Under-fire Gareth Southgate knows his future will be dictated by England’s World Cup performance rather than previous successes or the fact his contract runs until 2024.
Few could have predicted how the team’s fortunes would improve under the 57-cap former defender, who was initially brought in as interim boss following Sam Allardyce’s shock exit in September 2016.
Southgate led England on an unforgettable run to the World Cup semi-finals four years ago and within a penalty shootout of European Championship glory last summer.
The 52-year-old was subsequently rewarded with a new deal until 2024 but things have gone awry of late, with embarrassing defeats home and away to Hungary compounded in Italy on Friday.
The 1-0 loss led to relegation from the top tier of the Nations League and boos being aimed at Southgate, whose future is under scrutiny with the side winless in five games ahead of the World Cup.
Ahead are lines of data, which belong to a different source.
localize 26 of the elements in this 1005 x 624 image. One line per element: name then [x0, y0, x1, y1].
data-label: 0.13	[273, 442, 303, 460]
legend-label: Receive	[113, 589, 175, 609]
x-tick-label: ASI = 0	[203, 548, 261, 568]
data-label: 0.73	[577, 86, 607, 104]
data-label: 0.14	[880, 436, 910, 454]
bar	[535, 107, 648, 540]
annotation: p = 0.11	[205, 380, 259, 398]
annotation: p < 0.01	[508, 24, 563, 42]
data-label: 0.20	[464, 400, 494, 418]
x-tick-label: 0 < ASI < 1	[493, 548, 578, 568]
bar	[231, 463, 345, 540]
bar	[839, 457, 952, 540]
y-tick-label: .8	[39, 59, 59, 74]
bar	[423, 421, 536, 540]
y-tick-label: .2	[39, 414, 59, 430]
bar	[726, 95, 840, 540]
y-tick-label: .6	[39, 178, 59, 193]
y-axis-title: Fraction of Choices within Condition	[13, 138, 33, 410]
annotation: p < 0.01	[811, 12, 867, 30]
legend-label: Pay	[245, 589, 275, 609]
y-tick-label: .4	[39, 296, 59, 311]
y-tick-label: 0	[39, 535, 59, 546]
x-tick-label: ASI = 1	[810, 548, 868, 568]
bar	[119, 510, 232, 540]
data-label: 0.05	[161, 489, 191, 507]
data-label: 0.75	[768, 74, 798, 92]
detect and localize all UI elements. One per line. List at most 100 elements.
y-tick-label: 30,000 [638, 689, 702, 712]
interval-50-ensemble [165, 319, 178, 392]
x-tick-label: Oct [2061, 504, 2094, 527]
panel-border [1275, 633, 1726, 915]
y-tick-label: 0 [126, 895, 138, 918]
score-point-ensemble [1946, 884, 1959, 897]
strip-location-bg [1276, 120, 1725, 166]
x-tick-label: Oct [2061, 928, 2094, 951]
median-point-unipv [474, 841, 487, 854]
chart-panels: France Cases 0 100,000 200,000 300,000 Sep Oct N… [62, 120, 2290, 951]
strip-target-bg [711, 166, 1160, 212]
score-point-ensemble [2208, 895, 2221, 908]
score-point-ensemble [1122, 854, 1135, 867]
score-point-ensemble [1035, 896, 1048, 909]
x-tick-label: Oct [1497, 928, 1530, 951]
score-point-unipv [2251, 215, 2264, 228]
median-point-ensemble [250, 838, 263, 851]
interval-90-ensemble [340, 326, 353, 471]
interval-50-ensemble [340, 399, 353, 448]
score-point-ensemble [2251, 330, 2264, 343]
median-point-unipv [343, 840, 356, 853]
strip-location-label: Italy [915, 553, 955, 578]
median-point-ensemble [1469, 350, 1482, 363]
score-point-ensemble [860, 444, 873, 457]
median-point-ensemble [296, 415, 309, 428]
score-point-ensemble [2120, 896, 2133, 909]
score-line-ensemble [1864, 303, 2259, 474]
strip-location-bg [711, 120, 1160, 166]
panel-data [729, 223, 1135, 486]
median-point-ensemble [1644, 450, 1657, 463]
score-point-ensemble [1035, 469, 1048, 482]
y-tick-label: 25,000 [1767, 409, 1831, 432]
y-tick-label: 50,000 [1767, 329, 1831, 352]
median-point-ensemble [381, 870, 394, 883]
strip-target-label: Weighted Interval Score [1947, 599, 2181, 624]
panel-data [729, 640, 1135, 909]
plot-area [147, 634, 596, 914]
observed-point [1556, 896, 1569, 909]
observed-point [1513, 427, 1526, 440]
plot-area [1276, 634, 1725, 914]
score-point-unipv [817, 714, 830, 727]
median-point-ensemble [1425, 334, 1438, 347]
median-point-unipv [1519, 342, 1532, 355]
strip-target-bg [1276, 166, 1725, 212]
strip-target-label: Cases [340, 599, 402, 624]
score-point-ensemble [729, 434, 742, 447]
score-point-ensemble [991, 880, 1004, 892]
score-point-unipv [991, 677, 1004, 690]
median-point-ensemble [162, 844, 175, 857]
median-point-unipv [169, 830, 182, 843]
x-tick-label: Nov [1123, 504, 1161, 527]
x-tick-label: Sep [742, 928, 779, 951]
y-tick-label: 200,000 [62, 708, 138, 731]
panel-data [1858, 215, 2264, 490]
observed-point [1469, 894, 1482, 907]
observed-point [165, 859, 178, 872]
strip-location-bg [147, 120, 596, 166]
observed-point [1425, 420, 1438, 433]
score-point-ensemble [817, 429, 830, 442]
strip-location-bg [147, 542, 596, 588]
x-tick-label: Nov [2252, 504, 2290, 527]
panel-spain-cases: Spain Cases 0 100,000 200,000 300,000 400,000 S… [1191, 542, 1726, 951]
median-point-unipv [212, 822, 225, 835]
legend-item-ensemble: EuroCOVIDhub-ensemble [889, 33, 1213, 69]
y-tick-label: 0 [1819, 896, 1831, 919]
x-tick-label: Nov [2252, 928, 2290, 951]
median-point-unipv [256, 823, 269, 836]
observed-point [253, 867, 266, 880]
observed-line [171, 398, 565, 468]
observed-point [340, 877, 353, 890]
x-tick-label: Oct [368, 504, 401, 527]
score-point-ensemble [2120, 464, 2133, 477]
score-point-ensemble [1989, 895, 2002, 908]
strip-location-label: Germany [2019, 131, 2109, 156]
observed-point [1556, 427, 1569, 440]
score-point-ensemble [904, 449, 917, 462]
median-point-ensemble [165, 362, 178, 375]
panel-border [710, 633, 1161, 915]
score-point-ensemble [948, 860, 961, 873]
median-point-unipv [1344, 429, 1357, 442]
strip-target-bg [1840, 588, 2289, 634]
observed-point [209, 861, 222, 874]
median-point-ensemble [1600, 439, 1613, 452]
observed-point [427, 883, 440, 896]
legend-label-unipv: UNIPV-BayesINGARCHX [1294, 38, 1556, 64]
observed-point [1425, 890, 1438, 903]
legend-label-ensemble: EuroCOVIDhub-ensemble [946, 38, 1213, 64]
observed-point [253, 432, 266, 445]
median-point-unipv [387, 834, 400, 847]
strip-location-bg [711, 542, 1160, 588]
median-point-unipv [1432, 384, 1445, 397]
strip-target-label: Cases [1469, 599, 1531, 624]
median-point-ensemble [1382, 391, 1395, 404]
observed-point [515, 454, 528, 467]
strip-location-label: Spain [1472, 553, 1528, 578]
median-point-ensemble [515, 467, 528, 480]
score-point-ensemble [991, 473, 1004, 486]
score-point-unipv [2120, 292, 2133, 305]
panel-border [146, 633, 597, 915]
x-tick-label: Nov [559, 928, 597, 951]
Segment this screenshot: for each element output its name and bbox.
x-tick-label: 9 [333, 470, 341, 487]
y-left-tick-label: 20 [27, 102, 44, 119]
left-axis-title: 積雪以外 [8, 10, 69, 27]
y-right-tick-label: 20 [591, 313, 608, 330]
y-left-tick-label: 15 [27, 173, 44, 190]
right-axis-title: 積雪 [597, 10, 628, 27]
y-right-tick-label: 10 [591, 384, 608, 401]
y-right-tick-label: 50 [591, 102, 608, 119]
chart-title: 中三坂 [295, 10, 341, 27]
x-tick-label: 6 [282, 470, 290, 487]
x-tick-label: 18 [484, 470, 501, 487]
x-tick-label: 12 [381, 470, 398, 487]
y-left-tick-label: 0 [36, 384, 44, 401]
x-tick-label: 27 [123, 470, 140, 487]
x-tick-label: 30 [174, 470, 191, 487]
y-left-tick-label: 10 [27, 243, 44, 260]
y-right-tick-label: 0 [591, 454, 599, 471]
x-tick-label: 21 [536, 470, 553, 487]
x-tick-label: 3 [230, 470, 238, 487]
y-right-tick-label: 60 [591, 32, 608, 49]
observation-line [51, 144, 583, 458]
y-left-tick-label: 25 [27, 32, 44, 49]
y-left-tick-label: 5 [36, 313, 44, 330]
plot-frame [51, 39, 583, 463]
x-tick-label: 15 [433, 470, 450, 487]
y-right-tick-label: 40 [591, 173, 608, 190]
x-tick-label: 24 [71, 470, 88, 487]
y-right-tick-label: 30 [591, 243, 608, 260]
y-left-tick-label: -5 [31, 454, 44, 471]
“I am not foolish,” the England boss said ahead of Monday’s game against Germany. “My sole focus at the moment is to get the team right for (Monday) night.
“We’re focused on a good performance, a good result, then you’re looking towards the World Cup. And I know ultimately I will be judged on what happens at that World Cup.
“Contracts are irrelevant in football because managers can have three, four, five-year contracts and if results aren’t good enough then you accept that’s time to part ways.
“Why would I be any different? I’m not arrogant enough to think that having a contract should protect me in any way from results.”
Put to Southgate that the Football Association remains supportive, he said: “And I am absolutely appreciative of that.
“But of course we understand how the mood changes with the results, and it has changed.
“I am realistic about that. I’ll be judged on what’s delivered in Qatar and I am perfectly happy to be judged in that way.
“History is history. You’re judged on the next match and you’re judged on the next tournament.”
England play their final match before the World Cup against Germany at Wembley on Monday, when Southgate hopes supporters get behind the players regardless of their feelings about him.
“We’ve got 90,000 people, the stadium’s sold out,” Southgate said ahead of the Nations League dead rubber. “People want to come and see this team play.
“That’s because the players have done an unbelievable job for six years.
“We were on the back of a really difficult time, in terms of the relationship with the fans, at the start of that journey.
“Slowly we’ve built the (tournament) finishes that have been discussed already in this room.
“Of course it’s not healthy for the team to be having this noise around them. I fully understand that.
“But it’s for me to take responsibility, it’s for me to allow them to go and play. I want them to feel the freedom.
“I think they know that we always talk about that within the training ground and on the training pitch.
“I would urge the supporters to get behind the team. How they deal with me at the end or whenever, on the phone-ins or whatever else, is completely different.
“But this is their last chance to see the boys before they go to the World Cup and we’re all in it together.
“We can only succeed if we’re all pushing in the same direction and we’ve all got that positive energy towards doing well.
“What happens to me is irrelevant, frankly. It’s about the team. The most important thing is the team and the success of the team.”
It feels like there is a lot riding on Monday’s match for last year’s European Championship runners-up, who appear to have lost their way at just the wrong time.
Southgate remains convinced he is the right person to lead England into the World Cup and confident that the team will click in Qatar but he is “not hiding” from criticism and has long been braced for it.
“Look, I am fortunate that I am now, sadly, in my fifties,” he said. “I have been in football 30 years.
“In one guise or other, I’ve been to 12 tournaments. Whether that’s working with these chaps or scouting.
“This will be my seventh as a player or a coach, so I have seen pretty much everything.
“I have seen the cycle of war with the media. I have seen the absolute love-in.
“We are somewhere in the middle of that – or maybe not quite in the middle! That is fascinating to observe from my side.
“And it’s a life experience that I knew at some stage would probably come with this job, so I have to accept that.”